Nunca es ceniza el valeroso sueño

José Utrera Molina
ABC 
 
   Conocí Granada en la plenitud de mi juventud como universitario y como oficial de la Milicia adscrito al cuerpo de Ingenieros. Conocí sus calles, sus gentes, su pasado y los testimonios ornamentales que habían resistido el paso de los siglos. Nunca olvidaré los silencios de Granada. Hoy están llenos de recuerdos, de voces derrotadas, de acentos que aún conmueven mi corazón creyéndome que todavía permanecen a mi lado. Fue una etapa de reflexión y de conocimiento.
   Hubo un momento, pasados unos meses, en que incluso los organismos competentes quisieron nombrarme gobernador de Granada. Yo rechacé de raíz el proyecto porque me daba miedo regir a una ciudad que me había enseñado a mí a vivir y a soñar como estudiante. Había demasiada diferencia entre mi juventud alocada y entera y una ciudad que en cada esquina me ofrecía lecciones de historia y argumentos de verdades. Granada es para mí, la cuna de mis silencios. Cierro los ojos y la veo entre nieblas, pero hubo algo que llamó la atención  pasado cierto tiempo, el monumento que se erigió en memoria de José Antonio Primo de Rivera. Yo estaba orgulloso de que una ciudad andaluza hubiera rendido homenaje al mejor de los jóvenes españoles muerto a los treinta y tres años.
   Hace unos días pasé por el mismo lugar donde se emplazaba dicho testimonio histórico. Un paño negro y unos brochazos rencorosos habían tapado lo que fue un monumento de recuerdo y de reconciliación. Los mismos que han atacado impunemente un indefenso testimonio en piedra, califican la etapa del Estado Nacional como tiempo de barbarie. Yo me pregunto ¿se pueden alcanzar cotas más altas de cinismo, de desvergüenza histórica y de sombrío resentimiento? Sí, es posible.
 
   Al contemplar aquella injusticia fue más fuerte mi congoja que mi ira. Soñé con el que había inspirado aquel monumento porque unos días antes había conocido su vieja maleta que encierra los recuerdos íntimos de quien todo lo dio por España. Volví a tener en mi mano el testamento que había escrito.

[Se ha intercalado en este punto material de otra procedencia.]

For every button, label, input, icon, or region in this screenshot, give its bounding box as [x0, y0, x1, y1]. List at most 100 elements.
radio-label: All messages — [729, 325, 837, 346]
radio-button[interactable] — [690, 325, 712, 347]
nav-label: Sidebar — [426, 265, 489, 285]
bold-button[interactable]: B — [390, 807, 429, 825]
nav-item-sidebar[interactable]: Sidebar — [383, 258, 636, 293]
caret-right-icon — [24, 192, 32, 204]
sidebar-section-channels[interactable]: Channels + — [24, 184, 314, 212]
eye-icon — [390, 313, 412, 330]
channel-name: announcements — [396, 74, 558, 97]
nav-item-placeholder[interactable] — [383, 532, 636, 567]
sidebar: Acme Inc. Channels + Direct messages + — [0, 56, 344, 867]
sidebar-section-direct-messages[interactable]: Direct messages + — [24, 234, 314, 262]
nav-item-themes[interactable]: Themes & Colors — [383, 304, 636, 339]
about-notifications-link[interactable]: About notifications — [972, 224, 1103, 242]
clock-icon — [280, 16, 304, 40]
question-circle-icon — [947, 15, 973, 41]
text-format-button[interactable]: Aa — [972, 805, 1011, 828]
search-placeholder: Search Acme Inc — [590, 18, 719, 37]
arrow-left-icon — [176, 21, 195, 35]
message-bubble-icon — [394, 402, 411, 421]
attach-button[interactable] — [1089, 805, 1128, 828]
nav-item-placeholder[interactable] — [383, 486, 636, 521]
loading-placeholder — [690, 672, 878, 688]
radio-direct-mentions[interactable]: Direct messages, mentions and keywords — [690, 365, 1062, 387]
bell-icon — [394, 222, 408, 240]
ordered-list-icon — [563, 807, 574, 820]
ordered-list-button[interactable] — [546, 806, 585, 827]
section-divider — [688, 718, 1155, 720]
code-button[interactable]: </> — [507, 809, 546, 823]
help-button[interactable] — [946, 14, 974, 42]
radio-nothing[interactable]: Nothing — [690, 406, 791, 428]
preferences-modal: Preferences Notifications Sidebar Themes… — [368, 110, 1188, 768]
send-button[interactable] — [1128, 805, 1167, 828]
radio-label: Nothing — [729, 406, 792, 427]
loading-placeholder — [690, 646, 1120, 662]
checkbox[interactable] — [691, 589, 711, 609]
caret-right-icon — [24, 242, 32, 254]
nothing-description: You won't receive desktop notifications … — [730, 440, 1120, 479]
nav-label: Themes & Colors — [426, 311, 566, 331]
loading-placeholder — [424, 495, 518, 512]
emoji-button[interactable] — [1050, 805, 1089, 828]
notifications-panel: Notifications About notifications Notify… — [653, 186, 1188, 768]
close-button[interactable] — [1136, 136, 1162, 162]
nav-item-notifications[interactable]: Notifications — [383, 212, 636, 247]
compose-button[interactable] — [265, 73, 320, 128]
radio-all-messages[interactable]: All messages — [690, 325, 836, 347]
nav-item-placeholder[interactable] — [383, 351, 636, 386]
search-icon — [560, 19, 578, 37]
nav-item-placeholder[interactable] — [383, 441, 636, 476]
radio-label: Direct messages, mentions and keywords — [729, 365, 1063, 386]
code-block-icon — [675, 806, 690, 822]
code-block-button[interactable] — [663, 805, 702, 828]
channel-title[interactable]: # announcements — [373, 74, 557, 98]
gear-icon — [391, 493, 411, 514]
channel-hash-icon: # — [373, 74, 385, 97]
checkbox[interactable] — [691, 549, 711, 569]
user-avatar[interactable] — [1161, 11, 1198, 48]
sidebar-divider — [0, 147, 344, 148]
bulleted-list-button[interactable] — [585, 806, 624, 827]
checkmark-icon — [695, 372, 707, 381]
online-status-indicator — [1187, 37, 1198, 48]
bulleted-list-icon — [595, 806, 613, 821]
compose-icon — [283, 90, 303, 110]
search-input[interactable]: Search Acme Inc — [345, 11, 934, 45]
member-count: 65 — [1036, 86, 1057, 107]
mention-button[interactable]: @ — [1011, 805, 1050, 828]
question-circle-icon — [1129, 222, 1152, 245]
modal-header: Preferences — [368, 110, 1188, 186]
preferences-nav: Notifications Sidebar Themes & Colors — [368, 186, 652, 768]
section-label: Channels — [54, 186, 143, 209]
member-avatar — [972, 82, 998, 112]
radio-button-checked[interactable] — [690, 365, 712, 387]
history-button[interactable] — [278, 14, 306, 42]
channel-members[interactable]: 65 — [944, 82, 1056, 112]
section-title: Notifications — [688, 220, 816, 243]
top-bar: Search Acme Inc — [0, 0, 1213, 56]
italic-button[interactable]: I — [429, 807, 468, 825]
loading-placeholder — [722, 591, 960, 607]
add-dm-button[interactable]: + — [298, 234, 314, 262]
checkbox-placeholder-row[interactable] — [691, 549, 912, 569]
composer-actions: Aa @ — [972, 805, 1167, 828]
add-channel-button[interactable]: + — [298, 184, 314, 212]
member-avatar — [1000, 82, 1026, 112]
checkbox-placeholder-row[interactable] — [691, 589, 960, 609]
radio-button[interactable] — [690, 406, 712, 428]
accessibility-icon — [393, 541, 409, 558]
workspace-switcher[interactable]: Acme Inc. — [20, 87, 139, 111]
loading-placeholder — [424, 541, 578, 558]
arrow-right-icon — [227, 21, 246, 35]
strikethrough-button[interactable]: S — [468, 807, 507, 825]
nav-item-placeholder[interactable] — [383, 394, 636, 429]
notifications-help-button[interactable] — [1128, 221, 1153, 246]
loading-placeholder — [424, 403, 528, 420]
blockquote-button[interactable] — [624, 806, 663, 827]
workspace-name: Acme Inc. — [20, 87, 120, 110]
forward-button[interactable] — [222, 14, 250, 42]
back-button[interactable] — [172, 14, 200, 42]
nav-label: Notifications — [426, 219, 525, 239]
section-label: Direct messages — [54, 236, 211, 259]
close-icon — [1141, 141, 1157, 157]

Ni una tachadura, ni un acento equivoco, ni una palabra en demasía, todo claro. Una escritura perfecta, armónica y clara. Quien escribía el testamento que yo sostenía en mis manos, iba a morir fusilado 24 horas después de escribirlo, pidiendo que ojalá fuese su sangre la última que se vertiera en España en contiendas civiles.  Por eso mi viejo corazón no se resigna a aceptar que al amparo de una ley injusta y mezquina como la de la memoria histórica pueda ocultarse el sacrificio de tanta juventud, se borre y manipule el recuerdo, se desentierren trincheras, y en definitiva, se resuciten los viejos odios olvidados para revivir la dolorosa contienda cainita que padeció España.
   Ignoro si los autores de tan bárbaro atentado se habrán parado a pensar lo que significó aquel hombre, posiblemente no. Si lo hicieran, habrían sentido tal vez un nuevo escalofrío y una íntima vergüenza. España está hoy en paz, aunque algunos quieran reverdecer viejos y anacrónicos enfrentamientos. Se podrán derribar estatuas, arriar banderas, pisotear recuerdos, pero nunca podrán envilecer las cenizas de un sueño maravilloso regado por una sangre joven y puesto todavía de pié en los anales de nuestra historia torturada.